What distinguishes cake flour from all-purpose flour?
All-purpose flour made explicitly for cakes and other delicate baked items is known as “cake flour.” Compared to all-purpose flour, it is derived from softer wheat, giving baked foods a more tender crumb and smooth texture.
The soft and hard wheat endosperm make all-purpose flour, sometimes called AP flour, a mildly flavored white flour. During milling, the bran and germ of the wheat kernel are separated from the endosperm to produce AP flour. These ingredients contain oils, which promote deterioration; their removal during the milling process increases the shelf-life of AP flour compared to other whole-grain flour.
Although both types can be used to make cakes, there are two main variations between all-purpose flour and cake flour:
Cake flour is extra finely milled, producing an incredibly moist and soft crumb. The amount of moisture absorbed by milled flour depends on the size or granularity of those particles. The rate of absorption increases with particle fineness. Contrarily, the bleaching procedure, which can soften the texture of AP flour, significantly impacts the surface. While unprocessed AP flour has a rougher and denser texture, bleached AP flour has a finer, softer feel.

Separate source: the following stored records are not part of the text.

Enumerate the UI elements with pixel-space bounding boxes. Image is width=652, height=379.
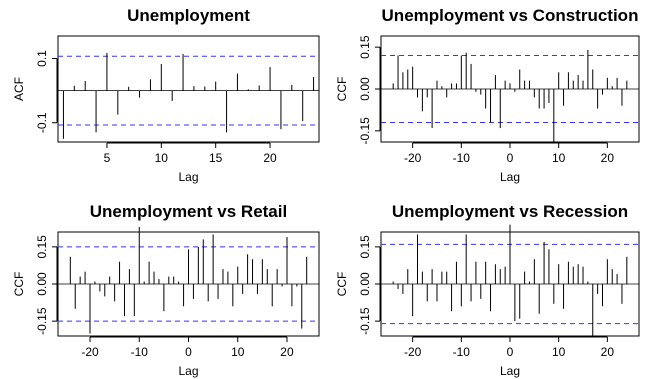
chart-panel-3: Unemployment vs Retail -20 -10 0 10 20 Lag -0.1… [12, 202, 320, 378]
x-tick-label: 10 [231, 345, 245, 359]
x-tick-label: 0 [507, 151, 514, 165]
y-axis-label: CCF [12, 272, 26, 297]
y-tick-label: 0.1 [35, 50, 49, 67]
chart-panel-2: Unemployment vs Construction -20 -10 0 10 20 L… [335, 6, 640, 184]
y-tick-label: 0.15 [35, 235, 49, 259]
x-axis-label: Lag [500, 364, 520, 378]
x-tick-label: 0 [507, 345, 514, 359]
x-tick-label: 10 [155, 151, 169, 165]
x-tick-label: 15 [209, 151, 223, 165]
x-tick-label: -20 [81, 345, 99, 359]
x-tick-label: 10 [552, 345, 566, 359]
chart-panel-1: Unemployment 5 10 15 20 Lag -0.1 0.1 ACF [12, 6, 320, 184]
x-axis-label: Lag [500, 170, 520, 184]
y-tick-label: -0.1 [35, 112, 49, 133]
chart-title: Unemployment vs Recession [392, 202, 628, 221]
chart-title: Unemployment vs Retail [90, 202, 287, 221]
x-tick-label: 20 [601, 345, 615, 359]
y-tick-label: -0.15 [358, 307, 372, 335]
y-tick-label: 0.00 [358, 77, 372, 101]
y-tick-label: 0.15 [358, 35, 372, 59]
chart-title: Unemployment vs Construction [382, 6, 639, 25]
x-axis-label: Lag [178, 170, 198, 184]
y-tick-label: -0.15 [358, 117, 372, 145]
x-tick-label: -20 [404, 151, 422, 165]
x-tick-label: -10 [453, 151, 471, 165]
y-tick-label: 0.15 [358, 235, 372, 259]
x-tick-label: 10 [552, 151, 566, 165]
chart-title: Unemployment [127, 6, 250, 25]
y-tick-label: 0.00 [35, 272, 49, 296]
x-tick-label: 20 [263, 151, 277, 165]
x-tick-label: 0 [185, 345, 192, 359]
x-tick-label: 5 [104, 151, 111, 165]
x-tick-label: 20 [280, 345, 294, 359]
plot-frame [57, 35, 320, 143]
y-axis-label: CCF [335, 272, 349, 297]
y-tick-label: -0.15 [35, 307, 49, 335]
x-tick-label: 20 [601, 151, 615, 165]
x-tick-label: -20 [404, 345, 422, 359]
chart-panel-4: Unemployment vs Recession -20 -10 0 10 20 Lag -… [335, 202, 640, 378]
y-axis-label: ACF [12, 77, 26, 101]
x-tick-label: -10 [453, 345, 471, 359]
y-axis-label: CCF [335, 77, 349, 102]
x-tick-label: -10 [131, 345, 149, 359]
x-axis-label: Lag [178, 364, 198, 378]
y-tick-label: 0.00 [358, 272, 372, 296]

Cake flour is made from tender wheat, which produces a more delicate treat since it has less protein and gluten than AP flour. The ideal use for all-purpose flour, a mixture of soft and hard wheat with 10% protein, is for baked items with heavier textures.
How do you use cake flour?
It’s crucial to follow the recipe while using cake flour strictly. Adding these components in the proper sequence and quantity is vital because cake flour is frequently blended with additional ingredients like baking powder and salt. It can also be a substitute for other flour types in a recipe, but it’s crucial to maintain the same ratios.
Can you utilize all-purpose flour in place of cake flour?
If a cake recipe specifies cake flour, use all-purpose flour instead. You should replace two tablespoons of all-purpose flour with two tablespoons of cornstarch when substituting a cup of AP flour for a cup of cake flour, and this will have a similar effect to removing the two tablespoons of AP flour. Additionally, contributing to a more sensitive texture is sifting all-purpose flour.
Cake flour isn’t always the best choice for a recipe, not even in the world of cakes. The relative strength of all-purpose flour helps give cakes with a lot of dry ingredients, like cocoa powder, or a lot of liquid ingredients, like carrot cake or banana bread, a suitable, balanced structure.
Now that you have learned more about cake flour, it is time to try that recipe.